The check is for the moments when something feels off. When you notice a tightness, an obligation, a guilt, a panic that does not quite match the situation. Those are the moments to pause and ask the three questions.
Your Vulnerability Profile
If you have been working through the identification exercises for each rule, you now have something valuable: a map of your own susceptibilities.
Look back at your ratings. Which rules scored highest? Those are the ones you are most vulnerable to. They are the doors that are easiest for someone to walk through.
This is not a flaw. Every human being has a vulnerability profile. The difference between you and most people is that you now know yours.
If Reciprocity scored high, you are someone who feels obligation deeply. Watch for manufactured debts.
If Authority scored high, you are someone who defers instinctively to perceived expertise. Practise asking "why should I listen to this person?" before you comply.
If Commitment and Consistency scored high, you are someone who finds it difficult to change course once committed. Remind yourself that changing your mind when circumstances change is not weakness. It is intelligence.

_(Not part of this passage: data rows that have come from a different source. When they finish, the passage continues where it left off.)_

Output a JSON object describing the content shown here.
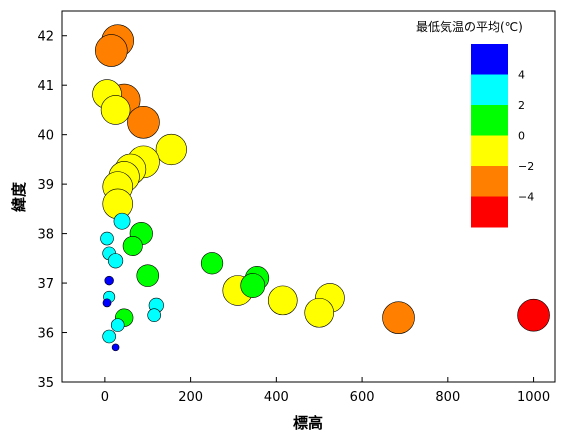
{
  "chart_data": {
    "type": "scatter",
    "xlabel": "標高",
    "ylabel": "緯度",
    "xlim": [
      -100,
      1050
    ],
    "ylim": [
      35,
      42.5
    ],
    "xticks": [
      0,
      200,
      400,
      600,
      800,
      1000
    ],
    "yticks": [
      35,
      36,
      37,
      38,
      39,
      40,
      41,
      42
    ],
    "grid": false,
    "legend": {
      "title": "最低気温の平均(℃)",
      "placement": "top-right",
      "bands": [
        {
          "label": "4",
          "color": "#0000ff"
        },
        {
          "label": "2",
          "color": "#00ffff"
        },
        {
          "label": "0",
          "color": "#00ff00"
        },
        {
          "label": "−2",
          "color": "#ffff00"
        },
        {
          "label": "−4",
          "color": "#ff8000"
        },
        {
          "label": "",
          "color": "#ff0000"
        }
      ]
    },
    "points": [
      {
        "x": 30,
        "y": 41.9,
        "temp": -4.8,
        "color": "#ff8000"
      },
      {
        "x": 15,
        "y": 41.7,
        "temp": -4.5,
        "color": "#ff8000"
      },
      {
        "x": 45,
        "y": 40.7,
        "temp": -4.0,
        "color": "#ff8000"
      },
      {
        "x": 90,
        "y": 40.25,
        "temp": -4.2,
        "color": "#ff8000"
      },
      {
        "x": 685,
        "y": 36.3,
        "temp": -4.0,
        "color": "#ff8000"
      },
      {
        "x": 1000,
        "y": 36.35,
        "temp": -5.5,
        "color": "#ff0000"
      },
      {
        "x": 5,
        "y": 40.82,
        "temp": -2.5,
        "color": "#ffff00"
      },
      {
        "x": 25,
        "y": 40.5,
        "temp": -2.5,
        "color": "#ffff00"
      },
      {
        "x": 155,
        "y": 39.7,
        "temp": -3.0,
        "color": "#ffff00"
      },
      {
        "x": 90,
        "y": 39.45,
        "temp": -3.5,
        "color": "#ffff00"
      },
      {
        "x": 60,
        "y": 39.3,
        "temp": -3.0,
        "color": "#ffff00"
      },
      {
        "x": 45,
        "y": 39.15,
        "temp": -3.0,
        "color": "#ffff00"
      },
      {
        "x": 30,
        "y": 38.95,
        "temp": -2.8,
        "color": "#ffff00"
      },
      {
        "x": 30,
        "y": 38.6,
        "temp": -2.8,
        "color": "#ffff00"
      },
      {
        "x": 310,
        "y": 36.85,
        "temp": -2.8,
        "color": "#ffff00"
      },
      {
        "x": 415,
        "y": 36.65,
        "temp": -2.5,
        "color": "#ffff00"
      },
      {
        "x": 525,
        "y": 36.7,
        "temp": -2.5,
        "color": "#ffff00"
      },
      {
        "x": 500,
        "y": 36.4,
        "temp": -2.5,
        "color": "#ffff00"
      },
      {
        "x": 85,
        "y": 38.0,
        "temp": -0.5,
        "color": "#00ff00"
      },
      {
        "x": 65,
        "y": 37.75,
        "temp": 0.5,
        "color": "#00ff00"
      },
      {
        "x": 250,
        "y": 37.4,
        "temp": -0.2,
        "color": "#00ff00"
      },
      {
        "x": 100,
        "y": 37.15,
        "temp": -0.3,
        "color": "#00ff00"
      },
      {
        "x": 355,
        "y": 37.1,
        "temp": -0.8,
        "color": "#00ff00"
      },
      {
        "x": 345,
        "y": 36.95,
        "temp": -1.0,
        "color": "#00ff00"
      },
      {
        "x": 45,
        "y": 36.3,
        "temp": 1.0,
        "color": "#00ff00"
      },
      {
        "x": 40,
        "y": 38.25,
        "temp": 1.5,
        "color": "#00ffff"
      },
      {
        "x": 5,
        "y": 37.9,
        "temp": 2.5,
        "color": "#00ffff"
      },
      {
        "x": 10,
        "y": 37.6,
        "temp": 2.5,
        "color": "#00ffff"
      },
      {
        "x": 25,
        "y": 37.45,
        "temp": 2.0,
        "color": "#00ffff"
      },
      {
        "x": 120,
        "y": 36.55,
        "temp": 2.0,
        "color": "#00ffff"
      },
      {
        "x": 115,
        "y": 36.35,
        "temp": 2.5,
        "color": "#00ffff"
      },
      {
        "x": 30,
        "y": 36.15,
        "temp": 2.5,
        "color": "#00ffff"
      },
      {
        "x": 10,
        "y": 36.72,
        "temp": 3.0,
        "color": "#00ffff"
      },
      {
        "x": 10,
        "y": 35.92,
        "temp": 2.5,
        "color": "#00ffff"
      },
      {
        "x": 10,
        "y": 37.05,
        "temp": 3.8,
        "color": "#0000ff"
      },
      {
        "x": 5,
        "y": 36.6,
        "temp": 4.0,
        "color": "#0000ff"
      },
      {
        "x": 25,
        "y": 35.7,
        "temp": 5.0,
        "color": "#0000ff"
      }
    ]
  }
}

If Social Proof scored high, you are someone who reads the room before acting. Practise making one decision per day without checking what others think first.

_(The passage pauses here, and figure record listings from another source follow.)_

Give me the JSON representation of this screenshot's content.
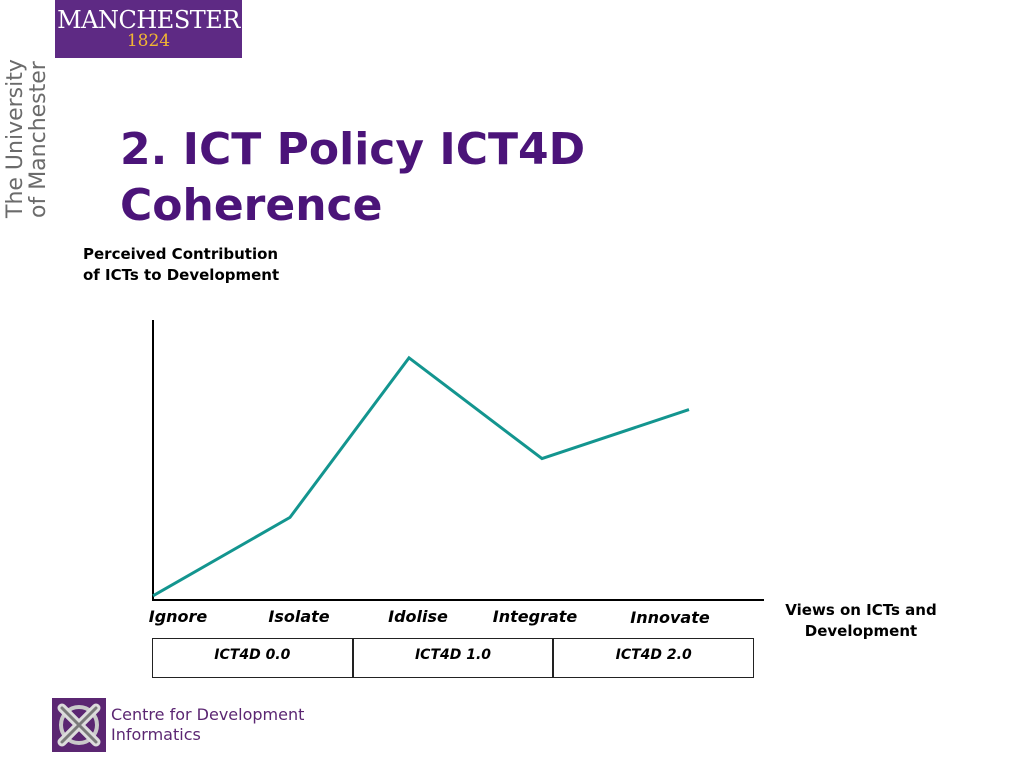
{
  "header": {
    "logo_name": "MANCHESTER",
    "logo_year": "1824",
    "side_text": "The University\nof Manchester",
    "colors": {
      "purple": "#5e2a84",
      "gold": "#f2b632",
      "title": "#4b1479"
    }
  },
  "slide": {
    "title": "2. ICT Policy ICT4D Coherence"
  },
  "chart_data": {
    "type": "line",
    "ylabel": "Perceived Contribution of ICTs to Development",
    "xlabel": "Views on ICTs and Development",
    "categories": [
      "Ignore",
      "Isolate",
      "Idolise",
      "Integrate",
      "Innovate"
    ],
    "values": [
      1.5,
      29.5,
      86.5,
      50.5,
      68
    ],
    "ylim": [
      0,
      100
    ],
    "grid": false,
    "line_color": "#13958f"
  },
  "phases": [
    "ICT4D 0.0",
    "ICT4D 1.0",
    "ICT4D 2.0"
  ],
  "footer": {
    "line1": "Centre for Development",
    "line2": "Informatics",
    "logo_icon": "cdi-cross-logo-icon"
  }
}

If Liking scored high, you are someone whose desire for approval can override your judgment. Practise tolerating the discomfort of someone being momentarily disappointed in you.
If Unity scored high, you are someone for whom tribal belonging is a deep need. Be conscious of the difference between genuine community and enforced conformity.
If Scarcity scored high, you are someone who makes decisions from fear of loss. Practise distinguishing between "I want this" and "I am afraid of losing this."
You were trained to be reliant on external authority. This series exists to help you reclaim that authority for yourself.
You now know how the system works. You can see the architecture. And you have a set of tools, imperfect and simple as they are, to interrupt the automatic patterns and make your own choices.
That is the beginning of genuine autonomy.